The most wonderful time of the year
Man do I love Autumn. I wait for the whole year for it to become October. Not that I hate the other seasons, mind you. I actually enjoy them all. Anyone who knows me, knows that I am not fond of extremes in temperature and that humidity is my natural enemy, but that isn't to say I don't like summer. How could I possible enjoy the amazing Autumn, if it wasn't a great relief from the dog days of summer? I love that vibrant new leaf green ( ain't no other color like it. It's almost unnatural!) and gorgeous violet that comes with the spring. (Makes you rethink Scary Godmother's hat....) I'm excited to see things growing that I planted the year before, and I can't wait to start planting and harvesting peas, carrots, ( never have luck with those, but I keep trying...) arugula...anything I can grow in our cute, little Chicago piazza. I think I'm going to do asparagus for next year. I know it takes 3 years to establish a patch, but I think it's got a good anticipation factor. And a great payoff.
Just like my Collonade apple trees. Two years and counting til they make some fruit, but I'm growing them in the middle of the city! In huge pots! And one day I'll get to pick the fruit and make a pie! I like it! I get great satisfaction from the making of things. I've just recently realized that I treat my life like a huge play that I'm constantly striking the set and redressing. That's how I think of everything. I think tha'ts why I like making stuff. Comics, paintings, clothes, foods...putting on clothes in the morning isn't just covering my body, it's putting on my costume for the day. And sometimes the costumes are really elaborate. Like for Halloween!
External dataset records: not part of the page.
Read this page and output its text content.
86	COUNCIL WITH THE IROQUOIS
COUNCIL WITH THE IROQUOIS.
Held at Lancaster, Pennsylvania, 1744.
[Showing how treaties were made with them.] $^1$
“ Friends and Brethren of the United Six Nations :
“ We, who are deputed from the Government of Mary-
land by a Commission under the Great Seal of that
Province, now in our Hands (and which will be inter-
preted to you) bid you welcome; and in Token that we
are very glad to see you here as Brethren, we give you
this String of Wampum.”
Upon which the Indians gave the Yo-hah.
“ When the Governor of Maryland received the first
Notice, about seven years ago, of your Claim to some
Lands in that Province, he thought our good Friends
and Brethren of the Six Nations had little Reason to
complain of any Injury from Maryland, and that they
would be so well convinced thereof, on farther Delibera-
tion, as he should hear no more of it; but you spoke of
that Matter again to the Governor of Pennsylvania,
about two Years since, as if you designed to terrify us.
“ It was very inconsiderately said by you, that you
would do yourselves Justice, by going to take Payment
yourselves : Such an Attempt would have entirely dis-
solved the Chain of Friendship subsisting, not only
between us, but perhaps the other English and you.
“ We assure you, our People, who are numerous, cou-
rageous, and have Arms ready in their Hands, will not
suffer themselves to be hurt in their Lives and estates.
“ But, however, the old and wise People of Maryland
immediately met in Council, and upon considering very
Why do I love Autumn so much? Well, I'm born in the tail end of it, so that might have something to do with it. Ever since I've been a tot, it's been my season. Giant piles of leaves, the cool crisp breeze making you thankful for that sweater you are wearing. But it's not too cold, because the ground is still warm, and that keeps things smelling rich and earthy and wonderful.
Autum is is easy. It's like an exhale. I love when it's a bright autumn day, and the sun feel warm on your skin and the leaves are scuttling along the sidewalk on the wind and you get the first whiff of snow on the air...But, that's more November than October.
I want pumpkin carving parties and bonfires in Mr. RapaNui! (A super awesome chiminea that looks like an Easter Island figure. A present for our yard from Brian)
I want my friends all over for cider and laughing and warmth. I love hosting a houseful for every occasion. I love feeding my friends ad having decorations and spur of the moment gatherings.
It's perfect weather for walking and bike riding. (No mosquitos or swarms of gnats...) And picnics where you have big old plaid blankets and thermoses of coffee. Or corn roasts and Oktoberfests with beer and brats. Or Cranberry festivals up in the North Woods with Arts and Crafts and overpriced antique vendors (damn you Ebay!)
Like any Chicagoan, I spent summers up in the North Woods of Wisconsin. I have a good amout of city mouse/country mouse in me. I got a chance for a whirlwind weekend at the beginning of the month way up north and these are a couple of the treats of Autumn I stumbled upon. ANd there were birches. I love a birch tree. It has to be my fave. Next year I'm going to spend a few weeks up there and try to paint a different tree everyday.